短編|足跡の行く先 #シロクマ文芸部
海といえば青だけれど、浅瀬の色はうっすらと緑がかっていると知ったのは、アイツと海に行ってからだった。
一緒に出かけた先に海があって、当然入る予定じゃなかったから水着なんてなくて。
わたしは砂浜に入る前のコンクリートの所で海を眺めてるだけだったけど、アイツはあっさりと靴と靴下を脱ぎ捨てて砂浜を踏んでいた。
「あんた、タオル持ってんの?」
「あ。……まー、どうにかなんだろ!」
バカじゃないのか。帰りはバスだというのに、わたしは裸足のアイツの横を歩かないといけないかもしれない。そんなの恥ずかしすぎるので断固拒否したいところだ。
——だというのに。
「? 行かねぇの、海」
アイツが振り返って、不思議そうに聞いてくるから。たったそれだけの理由で、サンダルを脱ぐわたしも大概バカに違いない。
……一応言い訳をすると、ちゃんとタオルはもっている。
「砂浜とか久しぶりに歩く」
「俺も。足跡残ってんだけど!」
「そりゃ残るでしょ。むしろ残らなかったら怖いわ」
足の裏で細かい砂を踏む。沈んだ分だけ指の間や甲に感じる砂に最初はゾワッとしたものの、数歩歩けば慣れてしまった。
先を見れば、アイツはわたしの数歩先を歩いている。そして足元を見れば、わたしよりひと回りぐらい大きそうな足跡があった。
「……でっか」
「早く来いよー!」
思わずつぶやくわたしの声をかき消すように、アイツが呼ぶ。顔を上げれば、いつのまにかズボンを膝までまくりあげたアイツが波を蹴っていた。
「アンタ、帰りどうする気なわけ。それ」
「んー、自然乾燥!」
「ひとりで帰ってよね」
「ひどくね?」
「考えなしのアンタのが酷いわ」
はーぁ。特大のため息をつきながら、砂を蹴り上げるようにして足を進める。砂の色が黒い濡れたものへと変わって、砂の質感も少し固い泥くらいになった。
——と、いうのに。結局足を止めずに、アイツに並ぶように立つわたしはバカなのだろう。
ザァァ、と。波が引いたかと思えば寄ってくる。足首まで濡れたかと思えば、一気にふくらはぎの中程まで来るのだから油断できない。

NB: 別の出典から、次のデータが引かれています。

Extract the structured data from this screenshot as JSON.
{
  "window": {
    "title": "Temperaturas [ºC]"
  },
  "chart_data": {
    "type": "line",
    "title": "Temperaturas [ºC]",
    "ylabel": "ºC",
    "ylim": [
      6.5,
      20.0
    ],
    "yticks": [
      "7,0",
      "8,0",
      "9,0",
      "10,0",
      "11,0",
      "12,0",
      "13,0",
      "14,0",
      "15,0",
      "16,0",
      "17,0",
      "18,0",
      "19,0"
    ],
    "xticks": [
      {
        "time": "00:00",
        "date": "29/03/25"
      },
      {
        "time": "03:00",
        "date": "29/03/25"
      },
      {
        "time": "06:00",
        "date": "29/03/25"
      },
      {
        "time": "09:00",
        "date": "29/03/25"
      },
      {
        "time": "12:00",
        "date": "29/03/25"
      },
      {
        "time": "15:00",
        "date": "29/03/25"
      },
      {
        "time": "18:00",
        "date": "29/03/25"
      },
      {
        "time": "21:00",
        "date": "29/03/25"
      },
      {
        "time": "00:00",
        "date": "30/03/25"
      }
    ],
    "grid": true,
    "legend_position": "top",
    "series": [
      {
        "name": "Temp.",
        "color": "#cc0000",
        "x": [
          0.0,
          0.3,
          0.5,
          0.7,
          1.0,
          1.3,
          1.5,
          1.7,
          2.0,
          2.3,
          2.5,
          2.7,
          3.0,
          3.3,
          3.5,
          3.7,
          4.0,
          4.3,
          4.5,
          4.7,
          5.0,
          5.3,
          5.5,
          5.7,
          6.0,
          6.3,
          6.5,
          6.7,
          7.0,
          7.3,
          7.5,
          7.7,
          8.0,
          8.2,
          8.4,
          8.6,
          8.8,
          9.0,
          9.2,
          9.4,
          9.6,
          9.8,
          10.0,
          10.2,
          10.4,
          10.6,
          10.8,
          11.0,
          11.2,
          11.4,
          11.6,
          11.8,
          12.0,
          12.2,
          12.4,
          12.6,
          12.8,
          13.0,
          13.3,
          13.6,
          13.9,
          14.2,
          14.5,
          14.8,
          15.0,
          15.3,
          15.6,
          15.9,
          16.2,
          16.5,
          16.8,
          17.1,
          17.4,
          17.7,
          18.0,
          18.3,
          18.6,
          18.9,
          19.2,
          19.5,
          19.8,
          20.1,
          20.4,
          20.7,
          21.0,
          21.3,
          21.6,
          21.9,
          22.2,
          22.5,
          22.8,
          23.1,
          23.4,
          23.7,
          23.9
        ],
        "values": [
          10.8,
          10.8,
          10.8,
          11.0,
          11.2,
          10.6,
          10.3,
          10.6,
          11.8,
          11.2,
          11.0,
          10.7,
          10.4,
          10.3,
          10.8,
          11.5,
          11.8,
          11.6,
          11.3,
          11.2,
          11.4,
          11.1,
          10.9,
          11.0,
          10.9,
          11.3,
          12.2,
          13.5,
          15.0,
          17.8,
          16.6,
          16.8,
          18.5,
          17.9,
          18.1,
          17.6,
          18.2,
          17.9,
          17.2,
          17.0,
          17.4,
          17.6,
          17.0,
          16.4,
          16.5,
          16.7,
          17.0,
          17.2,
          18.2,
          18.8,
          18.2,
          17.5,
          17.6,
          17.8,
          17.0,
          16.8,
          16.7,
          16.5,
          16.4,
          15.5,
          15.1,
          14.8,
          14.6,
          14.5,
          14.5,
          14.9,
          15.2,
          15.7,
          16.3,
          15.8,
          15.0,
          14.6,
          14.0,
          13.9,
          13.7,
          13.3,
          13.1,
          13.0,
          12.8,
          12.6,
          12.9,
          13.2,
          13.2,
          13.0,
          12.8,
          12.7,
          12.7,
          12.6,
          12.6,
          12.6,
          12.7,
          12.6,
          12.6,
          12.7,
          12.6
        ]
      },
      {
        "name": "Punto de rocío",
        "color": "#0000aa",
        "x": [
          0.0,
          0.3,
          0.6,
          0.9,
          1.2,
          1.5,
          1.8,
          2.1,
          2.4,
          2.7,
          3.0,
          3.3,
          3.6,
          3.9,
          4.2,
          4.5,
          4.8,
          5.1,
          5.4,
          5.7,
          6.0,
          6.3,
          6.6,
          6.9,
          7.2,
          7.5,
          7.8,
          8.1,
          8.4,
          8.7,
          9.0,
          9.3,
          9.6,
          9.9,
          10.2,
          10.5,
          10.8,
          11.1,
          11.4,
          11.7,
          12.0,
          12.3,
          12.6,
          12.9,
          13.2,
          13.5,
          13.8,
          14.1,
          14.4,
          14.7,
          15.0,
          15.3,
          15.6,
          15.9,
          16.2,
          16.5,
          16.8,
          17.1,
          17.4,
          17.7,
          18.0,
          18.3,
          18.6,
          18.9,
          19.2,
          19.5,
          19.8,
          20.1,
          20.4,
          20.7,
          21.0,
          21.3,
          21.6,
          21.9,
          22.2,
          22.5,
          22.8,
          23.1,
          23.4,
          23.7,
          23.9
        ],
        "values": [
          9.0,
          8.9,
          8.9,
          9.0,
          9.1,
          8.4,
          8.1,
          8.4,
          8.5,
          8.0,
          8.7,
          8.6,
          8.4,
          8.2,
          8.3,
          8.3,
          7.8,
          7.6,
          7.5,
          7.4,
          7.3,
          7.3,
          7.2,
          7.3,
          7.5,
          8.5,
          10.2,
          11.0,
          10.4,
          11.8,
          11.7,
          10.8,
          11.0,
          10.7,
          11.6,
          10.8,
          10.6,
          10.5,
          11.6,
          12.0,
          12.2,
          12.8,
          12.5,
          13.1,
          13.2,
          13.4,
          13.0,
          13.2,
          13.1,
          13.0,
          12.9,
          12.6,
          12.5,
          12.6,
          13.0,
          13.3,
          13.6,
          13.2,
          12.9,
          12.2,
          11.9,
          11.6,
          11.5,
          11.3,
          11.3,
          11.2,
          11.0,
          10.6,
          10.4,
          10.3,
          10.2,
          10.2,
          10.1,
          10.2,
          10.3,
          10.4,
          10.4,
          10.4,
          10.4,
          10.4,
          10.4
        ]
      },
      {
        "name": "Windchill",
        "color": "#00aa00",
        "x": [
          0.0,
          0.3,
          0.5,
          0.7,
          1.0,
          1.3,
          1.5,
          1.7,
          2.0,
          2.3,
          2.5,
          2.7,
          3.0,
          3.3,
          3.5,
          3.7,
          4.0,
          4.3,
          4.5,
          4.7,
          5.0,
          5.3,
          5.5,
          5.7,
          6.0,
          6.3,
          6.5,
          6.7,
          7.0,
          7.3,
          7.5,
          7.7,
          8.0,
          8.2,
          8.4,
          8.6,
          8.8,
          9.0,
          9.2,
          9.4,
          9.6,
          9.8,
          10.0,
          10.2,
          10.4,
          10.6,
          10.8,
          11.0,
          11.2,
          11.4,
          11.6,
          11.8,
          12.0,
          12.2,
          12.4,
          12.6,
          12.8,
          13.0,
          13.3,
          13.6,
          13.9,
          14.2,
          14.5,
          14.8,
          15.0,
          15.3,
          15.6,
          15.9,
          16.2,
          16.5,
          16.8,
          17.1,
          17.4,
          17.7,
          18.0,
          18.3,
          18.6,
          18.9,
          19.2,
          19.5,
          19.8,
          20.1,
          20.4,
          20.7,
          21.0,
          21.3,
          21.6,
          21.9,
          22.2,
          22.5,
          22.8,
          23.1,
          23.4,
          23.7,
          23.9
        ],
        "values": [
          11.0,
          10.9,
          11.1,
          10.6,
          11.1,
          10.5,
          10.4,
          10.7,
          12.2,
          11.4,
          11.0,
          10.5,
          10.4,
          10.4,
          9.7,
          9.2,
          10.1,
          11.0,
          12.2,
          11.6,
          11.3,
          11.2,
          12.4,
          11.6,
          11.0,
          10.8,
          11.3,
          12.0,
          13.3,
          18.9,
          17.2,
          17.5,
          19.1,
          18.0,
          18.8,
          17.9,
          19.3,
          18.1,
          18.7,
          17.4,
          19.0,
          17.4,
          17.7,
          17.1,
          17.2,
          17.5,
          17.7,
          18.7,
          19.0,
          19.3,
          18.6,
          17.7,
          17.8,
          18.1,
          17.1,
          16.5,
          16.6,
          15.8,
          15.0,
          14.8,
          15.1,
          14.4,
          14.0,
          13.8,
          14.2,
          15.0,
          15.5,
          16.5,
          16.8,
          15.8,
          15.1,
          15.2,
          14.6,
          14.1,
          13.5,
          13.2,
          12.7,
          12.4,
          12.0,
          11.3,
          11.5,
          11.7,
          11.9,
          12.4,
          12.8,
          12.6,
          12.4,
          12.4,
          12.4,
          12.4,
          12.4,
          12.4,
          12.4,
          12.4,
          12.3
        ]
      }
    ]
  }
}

スカートを濡らせば冷たいことは間違いなくて、両手で端を摘むようにして持ち上げる。
視界の先にある海は真っ青なのに、足元にほど近い所は淡い緑を帯びている。そのことを疑問に思っていると、不意に名前を呼ばれる。
「なに?」
「気持ちいいだろ、海」
そうやって、アイツがわらう。歯を見せるようにして笑うアイツに、わたしは結局なぁんにも言い返せない。
「……そうね」
小さく同意するわたしの声に重なるように、波が寄ってくる。
ザァァ、と勢いのある音がいつまでも耳に残った。